Salempur is a village in Shaheed Bhagat Singh Nagar district of Punjab State, India. It is located 2 km away from branch post office Bahloor Kalan, 16 km from Nawanshahr, 17 km from district headquarter Shaheed Bhagat Singh Nagar and 85 km from state capital Chandigarh. The village is administrated by Sarpanch an elected representative of the village.

== Demography ==
As of 2011, Salempur has a total number of 97 houses and population of 539 of which 256 include are males while 283 are females according to the report published by Census India in 2011. The literacy rate of Salempur is 80.70% higher than the state average of 75.84%. The population of children under the age of 6 years is 52 which is 9.65% of total population of Salempur, and child sex ratio is approximately 733 as compared to Punjab state average of 846.

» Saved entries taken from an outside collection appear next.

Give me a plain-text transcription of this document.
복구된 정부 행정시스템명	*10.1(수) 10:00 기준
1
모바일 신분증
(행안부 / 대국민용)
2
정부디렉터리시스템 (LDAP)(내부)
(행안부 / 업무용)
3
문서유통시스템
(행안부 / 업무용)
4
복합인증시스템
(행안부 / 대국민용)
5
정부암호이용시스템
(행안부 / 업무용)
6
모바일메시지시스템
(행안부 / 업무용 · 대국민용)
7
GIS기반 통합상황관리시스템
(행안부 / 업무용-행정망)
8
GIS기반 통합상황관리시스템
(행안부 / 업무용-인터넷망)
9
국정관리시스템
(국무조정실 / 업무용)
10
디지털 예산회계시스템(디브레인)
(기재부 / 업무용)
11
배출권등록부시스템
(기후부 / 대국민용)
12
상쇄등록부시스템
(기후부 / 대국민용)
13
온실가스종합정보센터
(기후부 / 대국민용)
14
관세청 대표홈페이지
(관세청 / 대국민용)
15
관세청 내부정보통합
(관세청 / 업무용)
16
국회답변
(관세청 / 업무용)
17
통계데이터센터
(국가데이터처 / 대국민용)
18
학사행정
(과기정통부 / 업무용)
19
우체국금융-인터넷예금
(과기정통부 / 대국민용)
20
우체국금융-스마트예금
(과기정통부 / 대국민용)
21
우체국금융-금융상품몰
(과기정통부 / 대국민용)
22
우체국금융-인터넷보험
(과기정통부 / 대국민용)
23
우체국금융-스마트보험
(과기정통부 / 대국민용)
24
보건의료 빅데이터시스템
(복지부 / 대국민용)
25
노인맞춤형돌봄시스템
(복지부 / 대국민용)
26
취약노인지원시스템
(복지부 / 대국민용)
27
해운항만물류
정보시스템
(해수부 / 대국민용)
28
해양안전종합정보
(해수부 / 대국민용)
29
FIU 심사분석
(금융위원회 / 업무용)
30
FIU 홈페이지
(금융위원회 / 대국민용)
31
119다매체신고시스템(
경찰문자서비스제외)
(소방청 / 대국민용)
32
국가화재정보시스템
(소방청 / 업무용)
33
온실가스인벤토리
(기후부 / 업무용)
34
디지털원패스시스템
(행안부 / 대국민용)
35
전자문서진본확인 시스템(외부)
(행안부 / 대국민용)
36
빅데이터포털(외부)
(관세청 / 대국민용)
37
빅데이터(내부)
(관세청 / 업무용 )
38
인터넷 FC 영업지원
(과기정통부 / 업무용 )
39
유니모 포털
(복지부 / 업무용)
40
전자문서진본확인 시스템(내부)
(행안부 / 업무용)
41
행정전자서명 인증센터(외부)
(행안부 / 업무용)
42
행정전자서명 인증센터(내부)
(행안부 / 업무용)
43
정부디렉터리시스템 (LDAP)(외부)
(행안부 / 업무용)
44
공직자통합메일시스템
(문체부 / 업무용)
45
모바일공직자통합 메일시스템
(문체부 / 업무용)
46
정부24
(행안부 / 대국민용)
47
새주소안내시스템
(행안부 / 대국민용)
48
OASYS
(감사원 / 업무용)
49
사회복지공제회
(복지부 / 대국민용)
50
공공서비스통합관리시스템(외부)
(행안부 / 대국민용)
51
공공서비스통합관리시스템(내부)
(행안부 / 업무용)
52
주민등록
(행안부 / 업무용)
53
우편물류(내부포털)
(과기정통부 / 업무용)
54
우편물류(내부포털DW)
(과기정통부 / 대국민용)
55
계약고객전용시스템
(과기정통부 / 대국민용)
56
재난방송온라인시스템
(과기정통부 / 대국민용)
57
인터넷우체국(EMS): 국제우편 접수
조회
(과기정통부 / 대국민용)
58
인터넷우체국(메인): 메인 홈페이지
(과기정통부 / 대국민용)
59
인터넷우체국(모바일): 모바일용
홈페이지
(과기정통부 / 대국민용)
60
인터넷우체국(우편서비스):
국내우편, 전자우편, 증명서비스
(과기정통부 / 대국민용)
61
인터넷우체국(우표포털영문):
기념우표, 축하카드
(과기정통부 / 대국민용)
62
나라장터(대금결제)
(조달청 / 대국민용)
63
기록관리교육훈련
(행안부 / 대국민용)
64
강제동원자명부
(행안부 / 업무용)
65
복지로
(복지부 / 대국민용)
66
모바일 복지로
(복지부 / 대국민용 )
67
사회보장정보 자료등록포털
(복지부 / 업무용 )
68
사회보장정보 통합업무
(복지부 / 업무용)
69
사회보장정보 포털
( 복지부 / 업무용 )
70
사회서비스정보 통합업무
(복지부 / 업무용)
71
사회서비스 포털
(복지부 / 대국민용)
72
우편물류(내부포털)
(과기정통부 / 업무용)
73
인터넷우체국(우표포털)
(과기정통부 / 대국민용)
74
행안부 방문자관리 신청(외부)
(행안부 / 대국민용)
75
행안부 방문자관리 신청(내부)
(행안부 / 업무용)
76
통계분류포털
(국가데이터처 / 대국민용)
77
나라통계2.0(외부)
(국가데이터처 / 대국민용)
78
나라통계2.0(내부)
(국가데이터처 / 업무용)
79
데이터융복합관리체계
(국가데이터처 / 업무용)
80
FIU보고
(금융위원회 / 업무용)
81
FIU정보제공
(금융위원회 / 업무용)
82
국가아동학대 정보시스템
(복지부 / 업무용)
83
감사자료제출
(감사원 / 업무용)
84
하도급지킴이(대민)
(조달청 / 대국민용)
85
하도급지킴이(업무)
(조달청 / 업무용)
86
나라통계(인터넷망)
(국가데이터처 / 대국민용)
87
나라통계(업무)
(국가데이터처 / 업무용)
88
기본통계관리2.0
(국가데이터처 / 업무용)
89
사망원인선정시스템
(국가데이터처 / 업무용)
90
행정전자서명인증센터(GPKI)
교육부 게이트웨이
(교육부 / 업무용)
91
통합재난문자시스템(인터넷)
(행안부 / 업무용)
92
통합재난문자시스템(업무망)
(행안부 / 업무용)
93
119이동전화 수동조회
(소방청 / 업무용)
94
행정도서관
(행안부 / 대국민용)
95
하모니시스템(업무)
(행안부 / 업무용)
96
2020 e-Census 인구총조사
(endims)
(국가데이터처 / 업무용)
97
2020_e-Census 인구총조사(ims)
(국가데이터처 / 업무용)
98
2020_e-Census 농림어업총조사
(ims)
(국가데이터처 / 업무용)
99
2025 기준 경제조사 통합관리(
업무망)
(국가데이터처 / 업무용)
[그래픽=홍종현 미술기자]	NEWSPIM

Most of the people are from Schedule Caste which constitutes 72.36% of total population in Salempur. The town does not have any Schedule Tribe population so far.

As per the report published by Census India in 2011, 254 people were engaged in work activities out of the total population of Salempur which includes 121 males and 133 females. According to census survey report 2011, 37.40% workers describe their work as main work and 62.60% workers are involved in Marginal activity providing livelihood for less than 6 months.

== Education ==
The village has a Punjabi medium, co-ed primary school established in 1973. The school provide mid-day meal per Indian Midday Meal Scheme. As per Right of Children to Free and Compulsory Education Act the school provide free education to children between the ages of 6 and 14.

KC Engineering College and Doaba Khalsa Trust Group Of Institutions are the nearest colleges. Industrial Training Institute for women (ITI Nawanshahr) is 16 km. The village is 64 km away from Chandigarh University, 51 km from Indian Institute of Technology and 59 km away from Lovely Professional University.

== Transport ==
Banga train station is the nearest train station however, Phagwara Junction railway station is 27 km away from the village. Sahnewal Airport is the nearest domestic airport which located 46 km away in Ludhiana and the nearest international airport is located in Chandigarh also Sri Guru Ram Dass Jee International Airport is the second nearest airport which is 169 km away in Amritsar.